Future Problem Solvers (FPS) is a student enrichment program begun at Illawarra Christian School in 2015. Often students who are highly capable are ‘enriched’ through competition. This is not a bad thing but it can mean that the students are conditioned to believe they should only use their gifts to compete, to be better than others and to achieve. As Christians we are commanded to love one another, to use our gifts in service of God and others. With these two perspectives in mind, the search was on for an enrichment program that not only engaged and extended students, but also helped them to have an outward, service focus. Future Problem Solvers ticked the bill.
Future Problem Solvers in primary and secondary school
There are multiple divisions of the program. ICS has been involved in two of these: Global Issues Problem Solving (GIPS) and Community Problem Solving (CmPS). We currently run GIPS in primary school (with Year 6 entering a competitive team) and CmPS in high school. GIPS focuses on a given topic and requires students to think critically about the world and a solution to creating a better future. The six step process is based on a design thinking model and is incredibly beneficial to helping students become critical and creative thinkers. CmPS takes this model and applies it to an actual community issue.
Since 2015, ICS’s CmPS teams have tackled the following issues: connecting refugee families to their new communities, helping adolescents to find their worth apart from social media, encouraging students to be physically active so as to prevent stress and depression, and reducing and recycling soft plastics to alleviate the ocean plastic pollution problem.

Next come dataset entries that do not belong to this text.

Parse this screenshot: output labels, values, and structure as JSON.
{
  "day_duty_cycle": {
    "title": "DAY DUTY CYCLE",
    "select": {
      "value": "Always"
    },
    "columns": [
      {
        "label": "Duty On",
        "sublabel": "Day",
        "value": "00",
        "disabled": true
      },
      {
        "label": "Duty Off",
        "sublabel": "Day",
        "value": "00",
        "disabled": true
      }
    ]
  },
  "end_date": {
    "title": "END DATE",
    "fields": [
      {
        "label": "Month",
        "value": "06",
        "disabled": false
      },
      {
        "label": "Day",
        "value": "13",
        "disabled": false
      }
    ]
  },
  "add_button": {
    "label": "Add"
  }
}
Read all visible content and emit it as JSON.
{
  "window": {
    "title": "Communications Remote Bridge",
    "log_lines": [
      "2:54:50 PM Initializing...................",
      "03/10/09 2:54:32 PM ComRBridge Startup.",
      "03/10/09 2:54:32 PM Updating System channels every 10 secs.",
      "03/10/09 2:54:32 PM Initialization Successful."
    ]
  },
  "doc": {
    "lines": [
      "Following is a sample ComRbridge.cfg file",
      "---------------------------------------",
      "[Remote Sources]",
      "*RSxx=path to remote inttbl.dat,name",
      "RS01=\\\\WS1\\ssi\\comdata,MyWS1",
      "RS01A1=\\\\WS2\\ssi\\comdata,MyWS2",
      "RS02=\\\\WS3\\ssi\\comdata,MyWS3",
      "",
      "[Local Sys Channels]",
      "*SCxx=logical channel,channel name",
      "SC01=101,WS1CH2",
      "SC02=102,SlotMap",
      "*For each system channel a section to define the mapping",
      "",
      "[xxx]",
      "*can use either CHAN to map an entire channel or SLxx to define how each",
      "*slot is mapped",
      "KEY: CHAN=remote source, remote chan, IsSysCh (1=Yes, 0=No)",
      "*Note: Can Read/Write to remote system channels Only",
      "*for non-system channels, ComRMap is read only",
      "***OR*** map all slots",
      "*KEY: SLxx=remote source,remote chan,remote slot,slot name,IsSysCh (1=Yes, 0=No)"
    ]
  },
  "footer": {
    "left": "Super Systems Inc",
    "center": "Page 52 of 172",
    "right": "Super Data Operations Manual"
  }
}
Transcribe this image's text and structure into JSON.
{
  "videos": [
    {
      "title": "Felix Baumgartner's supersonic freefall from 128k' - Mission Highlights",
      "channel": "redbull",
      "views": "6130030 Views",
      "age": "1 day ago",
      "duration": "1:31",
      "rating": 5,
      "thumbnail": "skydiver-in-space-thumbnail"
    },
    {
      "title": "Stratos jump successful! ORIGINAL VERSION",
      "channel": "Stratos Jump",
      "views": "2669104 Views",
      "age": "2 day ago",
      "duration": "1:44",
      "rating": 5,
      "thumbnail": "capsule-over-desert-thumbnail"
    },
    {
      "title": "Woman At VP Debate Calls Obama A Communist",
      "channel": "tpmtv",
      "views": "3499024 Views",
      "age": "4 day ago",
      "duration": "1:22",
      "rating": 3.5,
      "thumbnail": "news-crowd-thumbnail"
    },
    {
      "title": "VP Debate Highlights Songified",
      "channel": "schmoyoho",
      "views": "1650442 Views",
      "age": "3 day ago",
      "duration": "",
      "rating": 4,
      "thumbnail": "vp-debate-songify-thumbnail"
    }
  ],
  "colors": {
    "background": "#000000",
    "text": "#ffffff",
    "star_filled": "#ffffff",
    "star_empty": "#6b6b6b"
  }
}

How does Community Problem Solving work?
There are deadlines, submissions and qualifications throughout the CmPS process. Students work on their project, sequentially following the steps: research, identifying problems, underlying problem, brainstorming solutions, writing criteria, judging solutions and enacting an action plan. We generally begin this process in term 2. In late July, students submit a Qualifying Report to the national office. This report is restricted to 1000 words, requiring succinct explanation of the project, its goals and achievement to date. Based on this report, teams are either invited to a national final—or not. At ICS, all four of the CmPS projects so far undertaken have won us an invitation to the national finals and every year we have had a Year 6 GIPS team make it though too. In 2015 the finals were in Brisbane, in 2016 Melbourne and in 2017, the finals were held at Knox Grammar School in Sydney.
Requirements for the National Championships are enormous. Teams must prepare a six page technical and highly specified report and a six page photographic collage (addendum) of their project. This is submitted to the national office prior to the onsite competition. On the day of competition, teams must present a display of their work, as well as a scrapbook portfolio documenting their journey and a three to five minute audio visual presentation as well. On site, the teams have a 30 minute interview with the judges. This is hugely demanding in terms of time, thought and commitment and all of our teams have competed at a level exceeding their own expectations.
How is 2018 different?
Up until last year, the National Championships were the end of our FPS journey. But in 2017 our Year 7 team, plastICS (Preventing Litter and Stormwater Trash at ICS) placed third nationally in a Year 7-9 division. This earned them an invitation to represent Australia at the International Future Problem Solving Championships at the University of Wisconsin La Crosse from 5th-10th June 2018. This was exciting, nerve-wracking and thrilling! A parent meeting decided that the team should go. We are looking forward this week to writing the next chapter in the plastICS story!